RCOMM Challenge 2: Broken Iris

Created: 2010-09-17 08:55:16

Download Workflow

At the RComm 2010 (www.rcomm2010.org), an unusual competition was held. Titled "Who Wants to Be a Data Miner", three challenges were issued to the participants of the conference. In all challenges, participants had to design RapidMiner processes as quickly as possible. This is the winning process of Challenge 2: "Broken Iris" by Nico Piatkowski. This was the task:

You are given a decision tree model (M) designed on the well-known Iris data set and unlabelled data (U) on which the model is to be applied. Unfortunately, the unlabelled data set misses one of the four original attributes (a4), so the model is not immediately applicable. Even worse, you also cannot recreate the model, since in last night's database crash the label column of the original labelled data set (L) was lost.
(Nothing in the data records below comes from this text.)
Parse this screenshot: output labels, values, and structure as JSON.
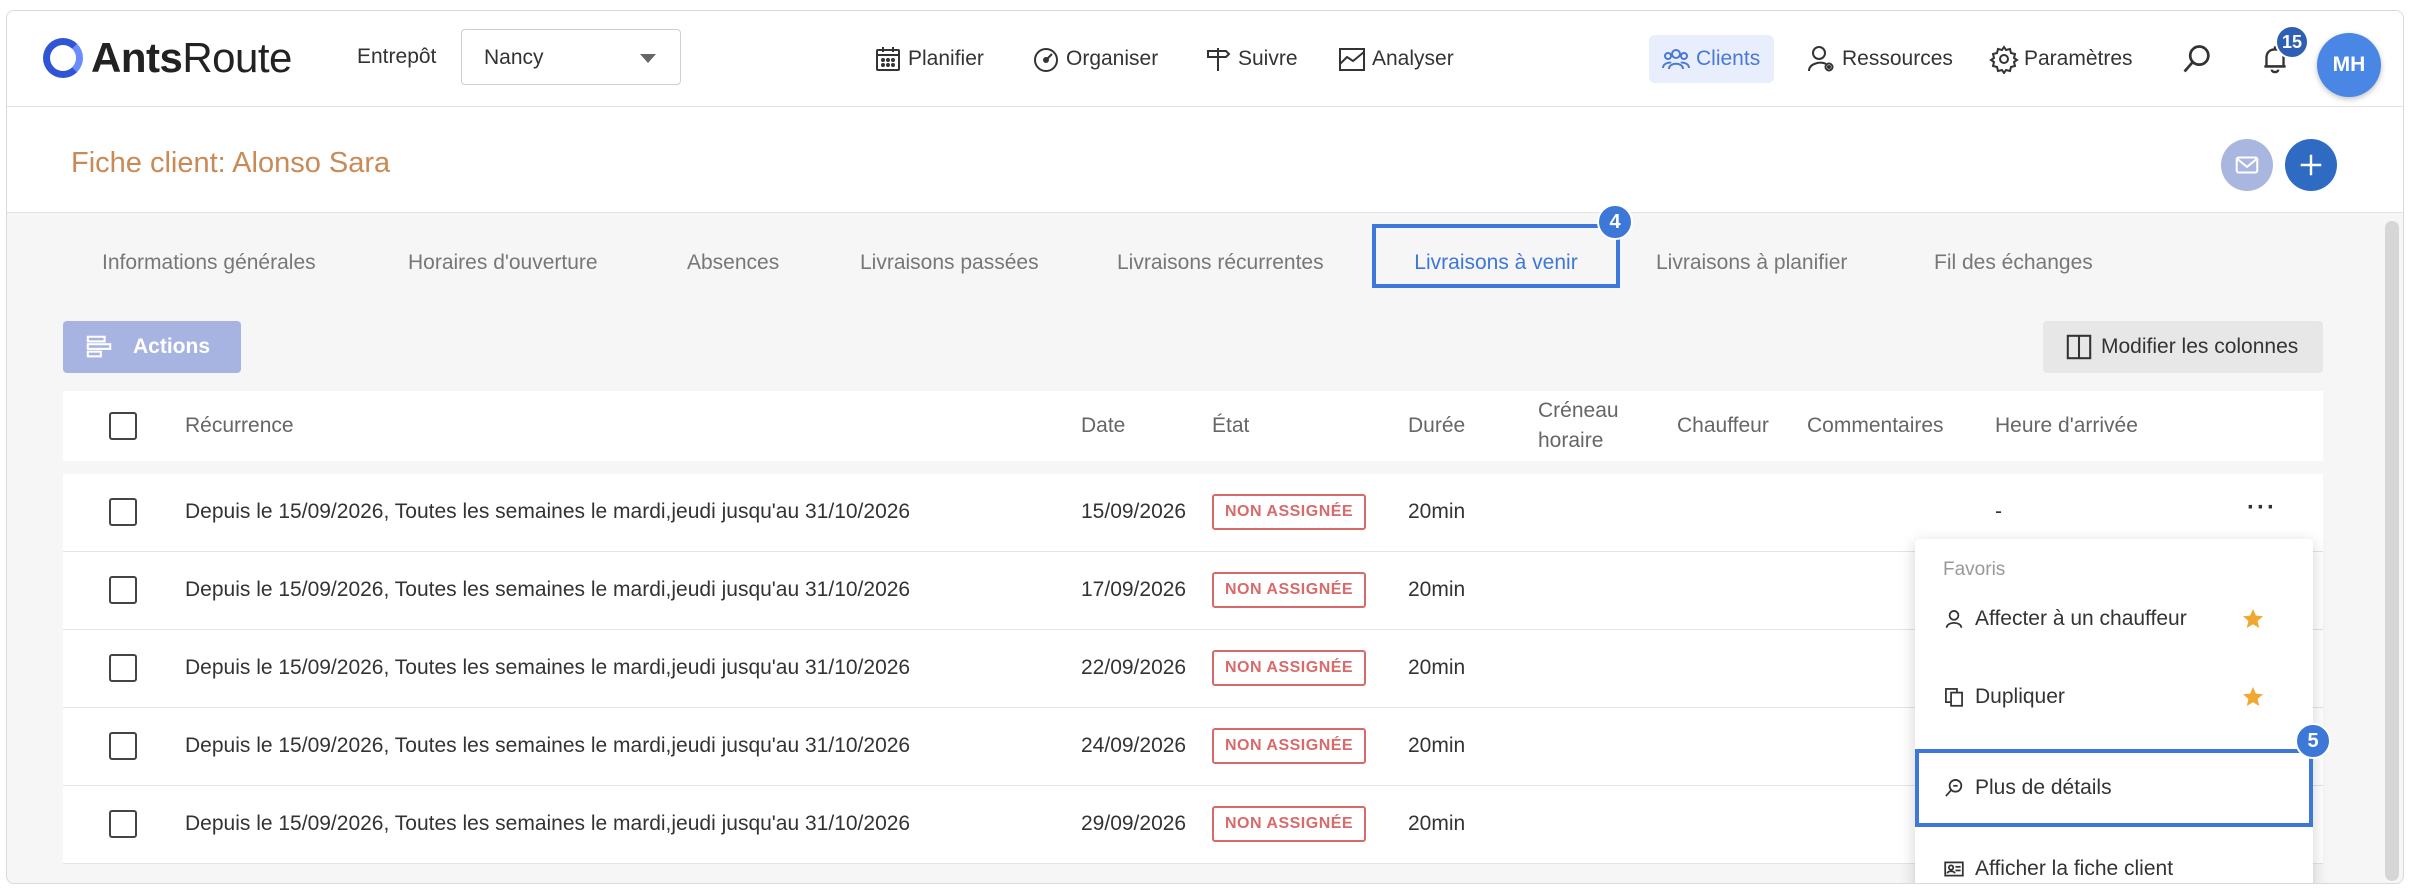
{
  "app": {
    "logo_bold": "Ants",
    "logo_light": "Route"
  },
  "warehouse": {
    "label": "Entrepôt",
    "selected": "Nancy"
  },
  "nav": {
    "planifier": "Planifier",
    "organiser": "Organiser",
    "suivre": "Suivre",
    "analyser": "Analyser",
    "clients": "Clients",
    "ressources": "Ressources",
    "parametres": "Paramètres"
  },
  "notifications": {
    "count": "15"
  },
  "user": {
    "initials": "MH"
  },
  "page": {
    "title": "Fiche client: Alonso Sara"
  },
  "tabs": [
    {
      "label": "Informations générales"
    },
    {
      "label": "Horaires d'ouverture"
    },
    {
      "label": "Absences"
    },
    {
      "label": "Livraisons passées"
    },
    {
      "label": "Livraisons récurrentes"
    },
    {
      "label": "Livraisons à venir",
      "active": true
    },
    {
      "label": "Livraisons à planifier"
    },
    {
      "label": "Fil des échanges"
    }
  ],
  "steps": {
    "tab_step": "4",
    "menu_step": "5"
  },
  "toolbar": {
    "actions_label": "Actions",
    "columns_label": "Modifier les colonnes"
  },
  "table": {
    "headers": {
      "recurrence": "Récurrence",
      "date": "Date",
      "etat": "État",
      "duree": "Durée",
      "creneau_1": "Créneau",
      "creneau_2": "horaire",
      "chauffeur": "Chauffeur",
      "commentaires": "Commentaires",
      "heure_arrivee": "Heure d'arrivée"
    },
    "rows": [
      {
        "recurrence": "Depuis le 15/09/2026, Toutes les semaines le mardi,jeudi jusqu'au 31/10/2026",
        "date": "15/09/2026",
        "status": "NON ASSIGNÉE",
        "duration": "20min",
        "arrival": "-",
        "more": "···"
      },
      {
        "recurrence": "Depuis le 15/09/2026, Toutes les semaines le mardi,jeudi jusqu'au 31/10/2026",
        "date": "17/09/2026",
        "status": "NON ASSIGNÉE",
        "duration": "20min"
      },
      {
        "recurrence": "Depuis le 15/09/2026, Toutes les semaines le mardi,jeudi jusqu'au 31/10/2026",
        "date": "22/09/2026",
        "status": "NON ASSIGNÉE",
        "duration": "20min"
      },
      {
        "recurrence": "Depuis le 15/09/2026, Toutes les semaines le mardi,jeudi jusqu'au 31/10/2026",
        "date": "24/09/2026",
        "status": "NON ASSIGNÉE",
        "duration": "20min"
      },
      {
        "recurrence": "Depuis le 15/09/2026, Toutes les semaines le mardi,jeudi jusqu'au 31/10/2026",
        "date": "29/09/2026",
        "status": "NON ASSIGNÉE",
        "duration": "20min"
      }
    ]
  },
  "menu": {
    "header": "Favoris",
    "items": [
      {
        "label": "Affecter à un chauffeur",
        "icon": "user-icon",
        "favorite": true
      },
      {
        "label": "Dupliquer",
        "icon": "duplicate-icon",
        "favorite": true
      },
      {
        "label": "Plus de détails",
        "icon": "zoom-icon",
        "highlighted": true
      },
      {
        "label": "Afficher la fiche client",
        "icon": "id-card-icon"
      }
    ]
  },
  "colors": {
    "brand": "#2f55d4",
    "accent": "#3d78d8",
    "title": "#c98a55",
    "status_unassigned": "#d86a6a",
    "star": "#f0a830"
  }
}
However, this example set contains all four columns. The task is: Given M, U, and L, find a way to apply M to U and convince the audience that this does something useful. (The audience does not accept just re-creating the missing column and filling it with constant or random values.)

The solution uses L to create a regression model that predicts a4 from a1, a2, and a3 and uses this to add an attribute a4 to U. Then, M can be applied to U.

myExperiment workflow "RCOMM Challenge 2: Broken Iris (Preparation)" creates the original input M, U, and T from RapidMiner's Iris sample.